İki hafta önceki yazımızda gıda egemenliğinde biyoçeşitliliğin önemine vurgu yapmış ve Tohumculuk Kanunu (2006) başta olmak üzere Türkiye’nin AKP döneminde ne denli UÖŞ’in güdümüne girdiğine değinmiştik. Birgün Pazar’ın aynı sayısında (4 Kasım 2018) değerli araştırmacı Dr. Necdet Oral ile 6 Kasım tarihli BirGün’de değerli meslektaşımız Prof. Tayfun Özkaya, yeni yürürlüğe giren “Yerel Çeşitlerin Kayıt Altına Alınması, Üretilmesi ve Pazarlanmasına Dair Yönetmelik” ile daha ağır bir bağımlılık ilişkisi içine girildiğinin altını çizdiler. Ne diyelim? Gıda emperyalizmi ve işbirlikçileri için durmak yok, yola devam...

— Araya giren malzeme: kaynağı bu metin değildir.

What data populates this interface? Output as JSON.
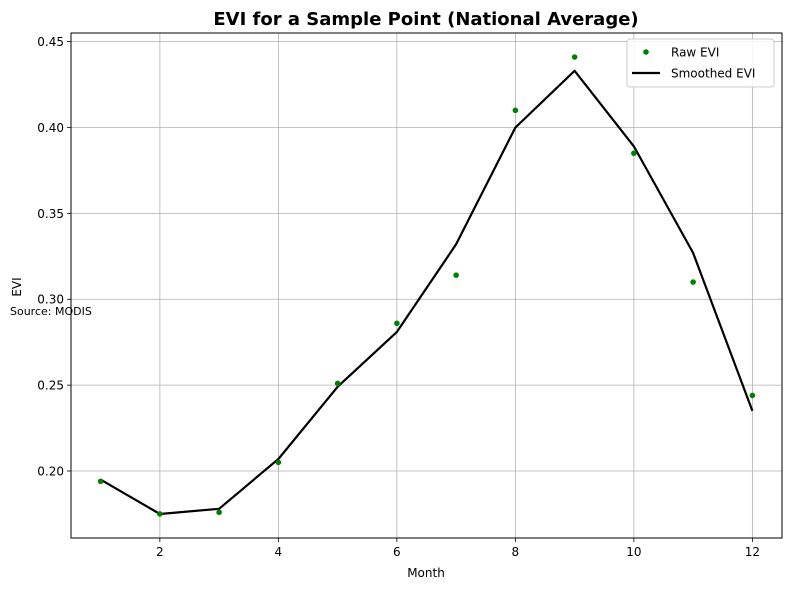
{
  "chart_data": {
    "type": "line",
    "title": "EVI for a Sample Point (National Average)",
    "xlabel": "Month",
    "ylabel": "EVI",
    "annotation": "Source: MODIS",
    "xlim": [
      0.5,
      12.5
    ],
    "ylim": [
      0.161,
      0.455
    ],
    "xticks": [
      2,
      4,
      6,
      8,
      10,
      12
    ],
    "yticks": [
      0.2,
      0.25,
      0.3,
      0.35,
      0.4,
      0.45
    ],
    "grid": true,
    "legend_position": "top-right",
    "x": [
      1,
      2,
      3,
      4,
      5,
      6,
      7,
      8,
      9,
      10,
      11,
      12
    ],
    "series": [
      {
        "name": "Raw EVI",
        "style": "markers",
        "color": "#008000",
        "values": [
          0.194,
          0.175,
          0.176,
          0.205,
          0.251,
          0.286,
          0.314,
          0.41,
          0.441,
          0.385,
          0.31,
          0.244
        ]
      },
      {
        "name": "Smoothed EVI",
        "style": "line",
        "color": "#000000",
        "values": [
          0.195,
          0.175,
          0.178,
          0.207,
          0.249,
          0.281,
          0.332,
          0.4,
          0.433,
          0.389,
          0.327,
          0.235
        ]
      }
    ]
  }
}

Türkiye tarımının yeni yüzyıldaki tarihi, dış dinamiklerin belirleyici olduğu olağanüstü hızlı bir dönüştürme saldırısının tarihidir. Ama bu dönüştürme, 1990’lardan itibaren içerde siyasi/ bürokratik/ akademik düzlemlerde ideolojik zeminin hazırlanması ve işbirlikçiliklerin türetilmesi olmaksızın olamazdı. Bize düşen, öncelikle bu yerli işbirlikçilerle hesaplaşmak olmalıdır. Bunu başarırsak, gıda emperyalizminin her türüyle başetmek işten bile değildir.